- IOC code: CYP
- NOC: Cyprus Olympic Committee
- Website: www.olympic.org.cy (in Greek and English)

in Lillehammer
- Competitors: 1 in 1 sport
- Flag bearer: Karolina Fotiadou
- Medals: Gold 0 Silver 0 Bronze 0 Total 0

Winter Olympics appearances (overview)
- 1980; 1984; 1988; 1992; 1994; 1998; 2002; 2006; 2010; 2014; 2018; 2022; 2026;

= Cyprus at the 1994 Winter Olympics =

Cyprus sent a delegation to compete at the 1994 Winter Olympics in Lillehammer, Norway from 12–27 February 1994. This was Cyprus' fifth consecutive appearance at a Winter Olympic Games since their debut in the 1980 Winter Olympics. The delegation sent to Lillehammer by Cyprus consisted of a single alpine skier, Karolina Fotiadou. In the women's super-G she came in 46th place.

==Background==
The Cyprus Olympic Committee was first recognized by the International Olympic Committee in 1978, and the nation has participated in every Summer Olympics and Winter Olympic Games since their debut in 1980. The 1994 Winter Olympics were held from 12–27 February 1994, a total of 1,737 athletes took part, representing 67 National Olympic Committees. This was Cyprus' fifth consecutive Winter Olympics appearance. The only athlete sent to Lillehammer by Cyprus was alpine skier Karolina Fotiadou. She was chosen as the flag bearer for the opening ceremony.

==Competitors==
The following is the list of number of competitors in the Games.

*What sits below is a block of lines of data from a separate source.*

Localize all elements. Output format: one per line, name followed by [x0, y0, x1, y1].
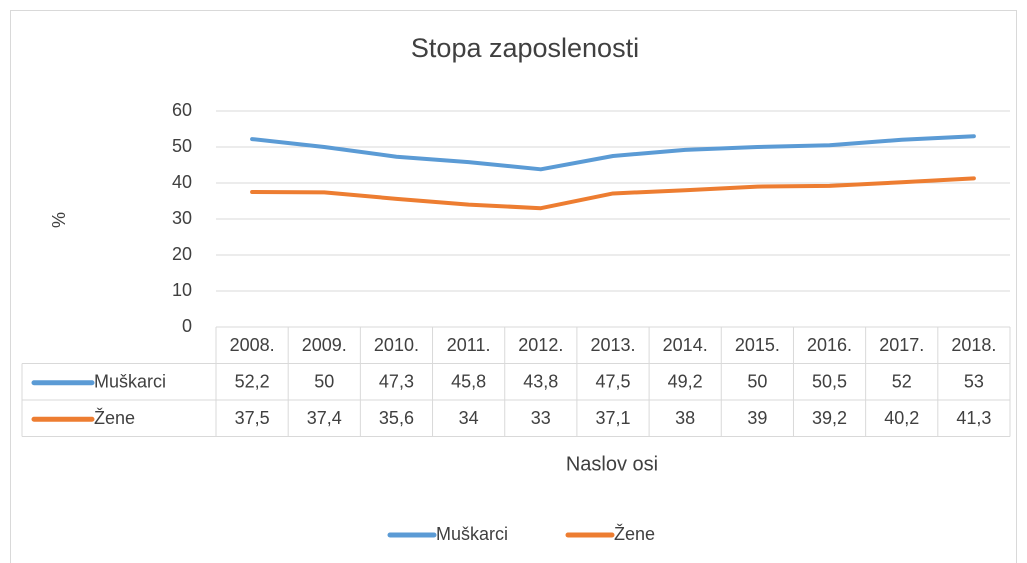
table-cell: 37,1 [595, 408, 630, 428]
table-cell: 50 [314, 372, 334, 392]
table-cell: 37,5 [235, 408, 270, 428]
y-tick-label: 20 [172, 244, 192, 264]
series-line [250, 134, 976, 172]
table-series-name: Muškarci [94, 372, 166, 392]
y-tick-label: 40 [172, 172, 192, 192]
y-axis-label: % [49, 212, 69, 228]
x-tick-label: 2009. [302, 335, 347, 355]
table-cell: 52,2 [235, 372, 270, 392]
table-cell: 37,4 [307, 408, 342, 428]
chart-border [10, 10, 1017, 563]
x-tick-label: 2015. [735, 335, 780, 355]
y-tick-label: 10 [172, 280, 192, 300]
table-cell: 53 [964, 372, 984, 392]
legend-label: Žene [614, 524, 655, 544]
x-tick-label: 2018. [951, 335, 996, 355]
x-tick-label: 2016. [807, 335, 852, 355]
series-line [250, 176, 976, 211]
y-tick-label: 30 [172, 208, 192, 228]
x-tick-label: 2011. [447, 335, 491, 355]
table-cell: 47,5 [595, 372, 630, 392]
x-tick-label: 2013. [590, 335, 635, 355]
table-cell: 50,5 [812, 372, 847, 392]
x-tick-label: 2008. [230, 335, 275, 355]
table-cell: 39,2 [812, 408, 847, 428]
table-cell: 45,8 [451, 372, 486, 392]
y-tick-label: 0 [182, 316, 192, 336]
table-cell: 41,3 [956, 408, 991, 428]
table-cell: 35,6 [379, 408, 414, 428]
table-cell: 34 [459, 408, 479, 428]
chart-title: Stopa zaposlenosti [411, 33, 639, 63]
table-series-name: Žene [94, 408, 135, 428]
y-tick-label: 50 [172, 136, 192, 156]
table-cell: 39 [747, 408, 767, 428]
x-axis-label: Naslov osi [566, 453, 658, 475]
x-tick-label: 2014. [663, 335, 708, 355]
table-cell: 40,2 [884, 408, 919, 428]
table-cell: 38 [675, 408, 695, 428]
x-tick-label: 2012. [518, 335, 563, 355]
table-cell: 33 [531, 408, 551, 428]
table-cell: 49,2 [668, 372, 703, 392]
table-cell: 50 [747, 372, 767, 392]
x-tick-label: 2010. [374, 335, 419, 355]
x-tick-label: 2017. [879, 335, 924, 355]
table-cell: 52 [892, 372, 912, 392]
y-tick-label: 60 [172, 100, 192, 120]
legend-label: Muškarci [436, 524, 508, 544]
table-cell: 47,3 [379, 372, 414, 392]
table-cell: 43,8 [523, 372, 558, 392]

| Sport | Men | Women | Total |
|---|---|---|---|
| Alpine skiing | 0 | 1 | 1 |
| Total | 0 | 1 | 1 |

== Alpine skiing==

Karolina Fotiadou was 23 years old at the time of the Lillehammer Olympics. She was a veteran of the 1988 Winter Olympics, and the 1992 Winter Olympics. Her only event in Lillehammer was the women's super-G. On 15 February, she finished the single run race in a time of 1 minute and 43.97 seconds, which put her 46th and last among competitors who finished the race. The gold medal was won by Diann Roffe-Steinrotter of the United States in a time of 1 minute and 22.15 seconds, silver was won by Svetlana Gladysheva of Russia, and bronze was taken by Isolde Kostner of Italy.